À Marrakech, la 49ème Assemblée générale de la Fanaf a mis en lumière les défis et ambitions d’un secteur assurantiel africain en quête d’inclusion et d’innovation. Avec un taux de pénétration qui peine à dépasser 3,5% en moyenne sur le continent, l’assurance reste encore un luxe pour une large partie de la population en Afrique.
Par Y. Seddik
Marrakech s'impose, le temps d’une semaine, comme l’épicentre des réflexions stratégiques sur l’assurance en Afrique. La 49ème Assemblée générale de la Fanaf (Fédération des sociétés d’assurances de droit national africaines), organisée sous le haut patronage du Roi Mohammed VI, a mis en exergue les défis et opportunités d’un secteur en quête d’innovation et d’inclusion. Au centre des discussions, le rôle du Maroc en tant que catalyseur de croissance et laboratoire de solutions pour le continent.
Dès l’ouverture des travaux, la ministre de l'Économie et des Finances, Nadia Fettah, a réaffirmé l’ambition marocaine d’accompagner le développement d’un secteur assurantiel africain plus robuste et inclusif. À travers une stratégie nationale d’inclusion financière, le Royaume entend élargir l’accès aux services financiers pour toutes les catégories de la population, un engagement qui entrera dans sa deuxième phase en 2025. Cette approche se veut pragmatique : il ne s’agit plus uniquement d’encourager l’adoption des produits d’assurance, mais de structurer un écosystème intégré où l’offre répond véritablement aux besoins des populations.

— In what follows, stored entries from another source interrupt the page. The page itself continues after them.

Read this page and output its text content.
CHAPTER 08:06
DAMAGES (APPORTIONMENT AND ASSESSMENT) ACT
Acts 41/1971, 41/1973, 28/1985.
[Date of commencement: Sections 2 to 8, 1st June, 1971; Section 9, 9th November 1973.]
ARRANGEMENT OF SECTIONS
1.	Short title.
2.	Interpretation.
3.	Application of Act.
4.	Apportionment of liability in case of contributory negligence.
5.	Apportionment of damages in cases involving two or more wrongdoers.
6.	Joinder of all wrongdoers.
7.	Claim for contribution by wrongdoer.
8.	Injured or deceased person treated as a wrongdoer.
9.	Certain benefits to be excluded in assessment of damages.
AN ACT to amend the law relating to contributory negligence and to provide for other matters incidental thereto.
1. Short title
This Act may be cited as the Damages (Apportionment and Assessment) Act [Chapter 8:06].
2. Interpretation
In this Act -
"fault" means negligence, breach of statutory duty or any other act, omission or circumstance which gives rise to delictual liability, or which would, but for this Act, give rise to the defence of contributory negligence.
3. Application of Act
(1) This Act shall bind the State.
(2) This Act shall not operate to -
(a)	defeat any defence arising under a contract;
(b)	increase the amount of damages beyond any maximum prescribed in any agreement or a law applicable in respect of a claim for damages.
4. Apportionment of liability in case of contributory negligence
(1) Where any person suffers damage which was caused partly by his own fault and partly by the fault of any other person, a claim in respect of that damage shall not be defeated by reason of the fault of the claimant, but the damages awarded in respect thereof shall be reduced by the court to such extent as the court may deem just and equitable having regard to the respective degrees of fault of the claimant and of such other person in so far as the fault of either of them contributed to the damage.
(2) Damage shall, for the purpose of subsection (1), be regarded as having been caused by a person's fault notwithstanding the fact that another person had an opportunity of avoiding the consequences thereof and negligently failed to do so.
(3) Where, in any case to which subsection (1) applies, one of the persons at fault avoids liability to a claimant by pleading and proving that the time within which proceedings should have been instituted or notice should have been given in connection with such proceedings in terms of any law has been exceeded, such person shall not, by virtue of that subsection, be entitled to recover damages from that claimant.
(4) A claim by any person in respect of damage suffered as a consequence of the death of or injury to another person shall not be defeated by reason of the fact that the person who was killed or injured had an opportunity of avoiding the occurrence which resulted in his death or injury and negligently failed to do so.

L’inclusion financière est, selon Fettah, un levier essentiel pour garantir la stabilité économique et sociale. Son importance a été démontrée lors du séisme d’Al Haouz, où le régime marocain de couverture des événements catastrophiques, instauré en 2020, a prouvé son efficacité. Ce dispositif, combinant une couverture assurantielle pour les titulaires de contrats et un système allocataire fondé sur la solidarité nationale pour les non-assurés, constitue une référence en matière de financement des risques climatiques.

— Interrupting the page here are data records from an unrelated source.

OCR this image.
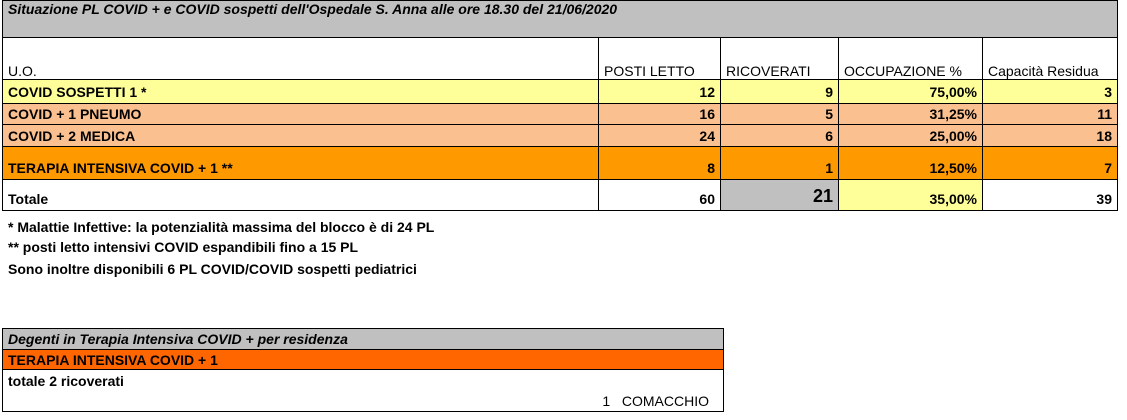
Situazione PL COVID + e COVID sospetti dell'Ospedale S. Anna alle ore 18.30 del 21/06/2020				
U.O.	POSTI LETTO	RICOVERATI	OCCUPAZIONE %	Capacità Residua
COVID SOSPETTI 1 *	12	9	75,00%	3
COVID + 1 PNEUMO	16	5	31,25%	11
COVID + 2 MEDICA	24	6	25,00%	18
TERAPIA INTENSIVA COVID + 1 **	8	1	12,50%	7
Totale	60	21	35,00%	39
* Malattie Infettive: la potenzialità massima del blocco è di 24 PL
** posti letto intensivi COVID espandibili fino a 15 PL
Sono inoltre disponibili 6 PL COVID/COVID sospetti pediatrici
Degenti in Terapia Intensiva COVID + per residenza
TERAPIA INTENSIVA COVID + 1
totale 2 ricoverati
1 COMACCHIO
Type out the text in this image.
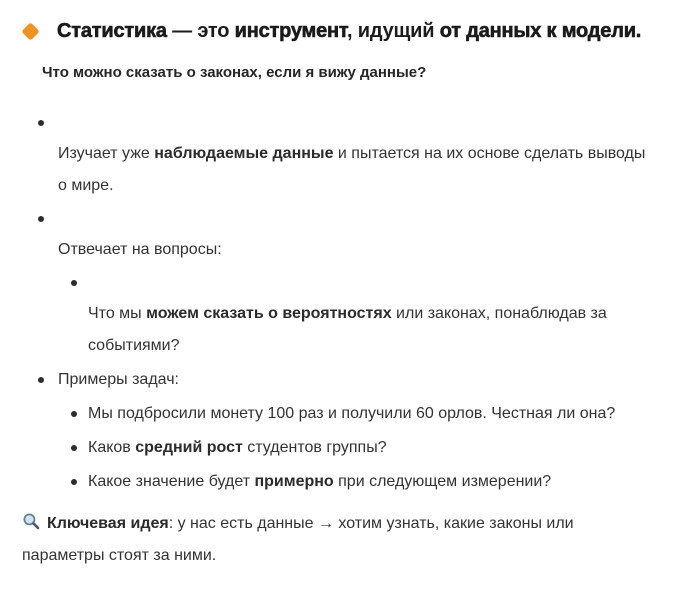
Статистика — это инструмент, идущий от данных к модели.
Что можно сказать о законах, если я вижу данные?
Изучает уже наблюдаемые данные и пытается на их основе сделать выводы о мире.
Отвечает на вопросы:
Что мы можем сказать о вероятностях или законах, понаблюдав за событиями?
Примеры задач:
Мы подбросили монету 100 раз и получили 60 орлов. Честная ли она?
Каков средний рост студентов группы?
Какое значение будет примерно при следующем измерении?
Ключевая идея: у нас есть данные → хотим узнать, какие законы или параметры стоят за ними.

Dans un continent où les catastrophes naturelles et les chocs économiques fragilisent les équilibres sociaux, cette approche pourrait inspirer d’autres initiatives. L’Afrique doit en effet relever plusieurs défis structurels : un taux de pénétration de l’assurance encore faible (3,5%), une offre souvent inadaptée aux réalités locales et une méconnaissance des produits assurantiels par une large partie des populations.
Comme l’a souligné César Ekomie-Afene, président de la Fanaf, l’industrie est appelée à davantage d’innovation pour répondre aux attentes pressantes des parties prenantes.
Digitalisation, micro-assurance et risques émergents
Justement, l'innovation et la digitalisation apparaissent comme des leviers incontournables pour accélérer l'inclusion assurantielle. Plusieurs pays africains, à l’instar du Kenya et de la Tanzanie, ont démontré qu’en adaptant les produits d’assurance aux usages mobiles et en misant sur des campagnes de sensibilisation ciblées, il est possible de transformer la perception du secteur et d’accroître son adoption. Mohamed Bensalah, président de la Fédération marocaine de l’assurance (FMA), a insisté sur la nécessité d’intégrer la micro-assurance comme un axe stratégique prioritaire.
«L’assurance ne doit plus être un produit réservé à une élite. Son accès doit être élargi aux populations les plus vulnérables, car leur protection économique est essentielle à la stabilité du continent», a-t-il affirmé. Une vision qui s’accompagne d’une proposition forte : l’instauration de couvertures obligatoires sur certains segments, comme la «multirisque habitation» ou la «responsabilité civile professionnelle» pour les secteurs à risques. Mais au-delà de l’inclusion, le secteur doit aussi anticiper de nouveaux périls. Parmi eux, la montée en puissance des cyber-risques constitue une menace majeure pour les économies africaines.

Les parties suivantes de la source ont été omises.